Türkiye’nin 2023 yılı için belirlenen 500 milyarlık ihracat hedefinin gerçekleştirilmesine yönelik olarak KOBİ’lerin de yurt dışına büyük ölçüde açılmaya başladığı görülüyor. Bu noktada en büyük avantaj firmaların tek bir ülke piyasasına bağlı olmaması ve değişen pazar şartlarına bağlı olarak farklı ülkelerle ticaret yapabilmesi nedeni ile ihracatta kriz yaşanmaması olarak kabul ediliyor.

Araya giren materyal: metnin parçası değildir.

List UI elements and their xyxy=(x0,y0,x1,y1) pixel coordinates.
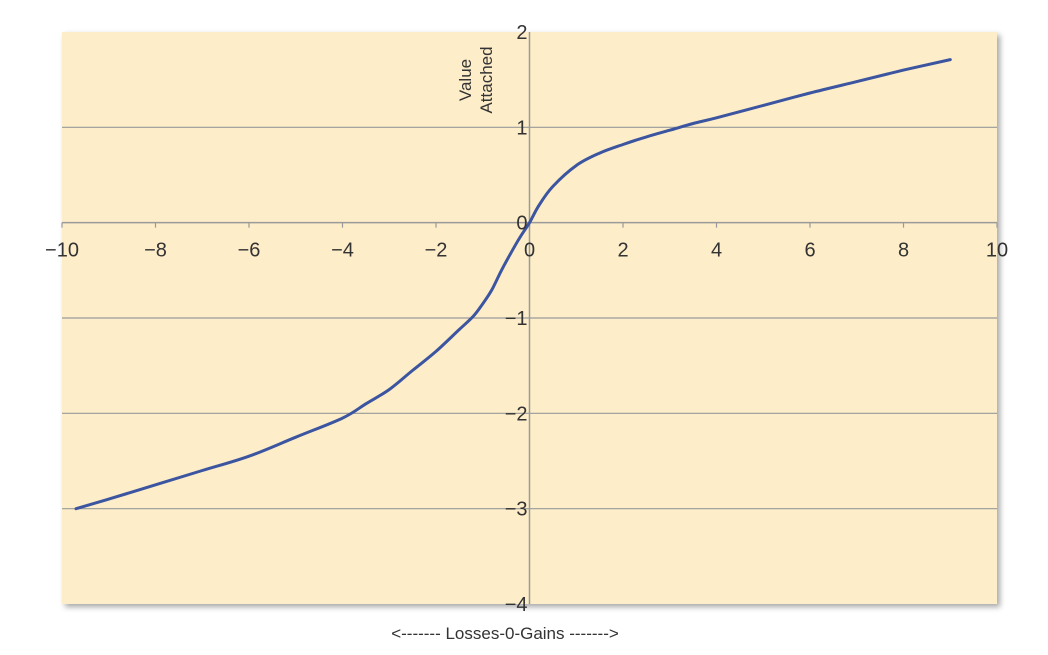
x-tick-label: 8 xyxy=(898,240,909,262)
x-tick-label: −6 xyxy=(238,240,261,262)
value-curve-line xyxy=(74,58,952,511)
y-tick-label: −1 xyxy=(505,308,528,330)
x-tick-label: 4 xyxy=(711,240,722,262)
x-tick-label: 0 xyxy=(524,240,535,262)
y-tick-label: 2 xyxy=(516,22,527,44)
y-tick-label: −3 xyxy=(505,499,528,521)
x-tick-label: −10 xyxy=(45,240,79,262)
y-tick-label: −2 xyxy=(505,403,528,425)
x-axis-label: <------- Losses-0-Gains -------> xyxy=(391,624,619,643)
x-tick-label: −4 xyxy=(331,240,354,262)
y-tick-label: 0 xyxy=(516,213,527,235)
x-tick-label: −2 xyxy=(425,240,448,262)
x-tick-label: 2 xyxy=(617,240,628,262)
y-tick-label: 1 xyxy=(516,117,527,139)
x-tick-label: 10 xyxy=(986,240,1008,262)
y-axis-label-line-2: Attached xyxy=(477,46,496,113)
x-tick-label: 6 xyxy=(804,240,815,262)
y-axis-label-line-1: Value xyxy=(456,59,475,101)
y-tick-label: −4 xyxy=(505,594,528,616)
x-tick-label: −8 xyxy=(144,240,167,262)
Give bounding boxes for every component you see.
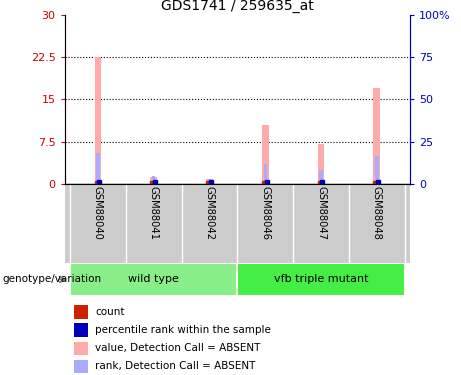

Yurt Dışına Açılmak İçin En Önemli Etken Kalite
İhracat işlemlerine ağırlık vermek isteyen tüm işletmeler yurt dışı ile iş bağlantılarını güçlendirmek ve yeni müşteriler edinmek istiyorlar. Bu yaklaşım işletmelerin yanı sıra ülke ekonomimiz için de oldukça büyük katkı sağlayabiliyor. Bununla birlikte yurt dışında müşteri bulmak isteyen işletmelerin öncelikle potansiyel müşterilerinin ihtiyaç duyduğu kaliteye ve özelliklere sahip ürünler üretebilmeleri gerekiyor. Bunun yanı sıra ürün yelpazesine inovatif ürünlerin eklenmesi ve rekabetçi fiyatlar belirlenmesi de yurt dışında müşteri bulmak isteyen işletmeler için bir avantaj halini alabiliyor.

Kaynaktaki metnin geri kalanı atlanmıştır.